Есть любопытный документ — письмо варшавских студентов к русским товарищам. Объявив русским благодарность за сочувствие, доказанное участием в народном торжестве, посвященном поминовению последних мучеников польской «независимости» (панихида в Петербургском костеле по варшавским «жертвам»), варшавские студенты прибавляют: «Несмотря, однако же, на нашу симпатию к русской молодежи, жаждущей независимости Польши (sic), мы должны смело сознаться, что причины нашей розни слишком глубоко вкоренились в души наши, слишком тесно связаны с нашими преданиями и различием наших относительных положений, чтобы могли быть устранены одним заявлением вашего к нам сочувствия… Вы прежде всего либералы, мы — поляки… Вы не понимаете, что Польша, претерпевшая столько от России… должна была выработать в себе известного рода ненависть, которой и мы, хотя ваши искренние друзья, даже в сношении к вам противиться не в состоянии». Так относились поляки к своим революционным прислужникам из бедной молодежи, которую ложное воспитание лишало патриотического духа. Тем способнее была эта молодежь делаться орудием в руках врагов ее отечества. Польские вожаки сами откровенно объявляли, что необходимо сеять нигилизм в России, с тем чтобы, когда Польша восторжествует, перевешать нигилистов. Торжество Польши еще не последовало, зато нигилизм дал роскошные всходы.

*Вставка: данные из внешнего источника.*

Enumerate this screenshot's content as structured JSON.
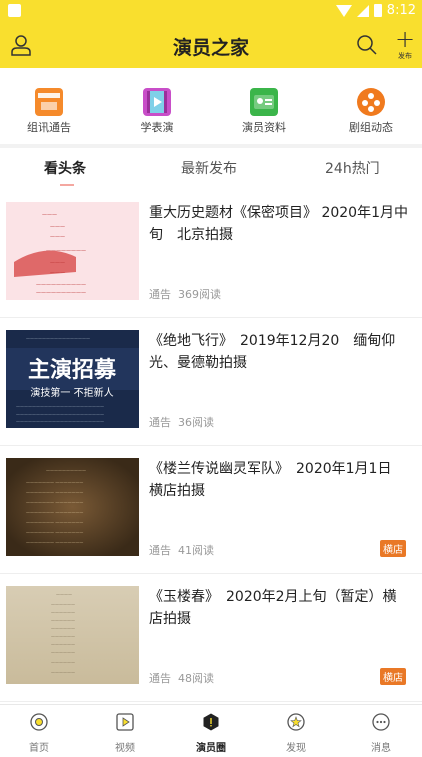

Мы набросали черты обмана, объявшего накануне Польского восстания наше общество. Польское восстание разбилось о пробудившийся в нашем обществе патриотизм. С тех пор польская рука спряталась, но крамола осталась. Усилия направились на произведение «народной мужицкой революции» (по выражению подпольного листка от общества «Народной расправы», тайно напечатанного в Москве летом 1869 года). И эти усилия разбились о здравый смысл народа. Ныне крамола в заграничных и подпольных изданиях заявляет, что она оставляет пока народ, от деятельности социальной переходит к деятельности политической и всякому желающему и способному слышать объявляет, что для нее теперь самый жизненный вопрос есть «конституционное движение»…
Впервые опубликовано: Московские Ведомости. 1880. 11 апреля, № 101.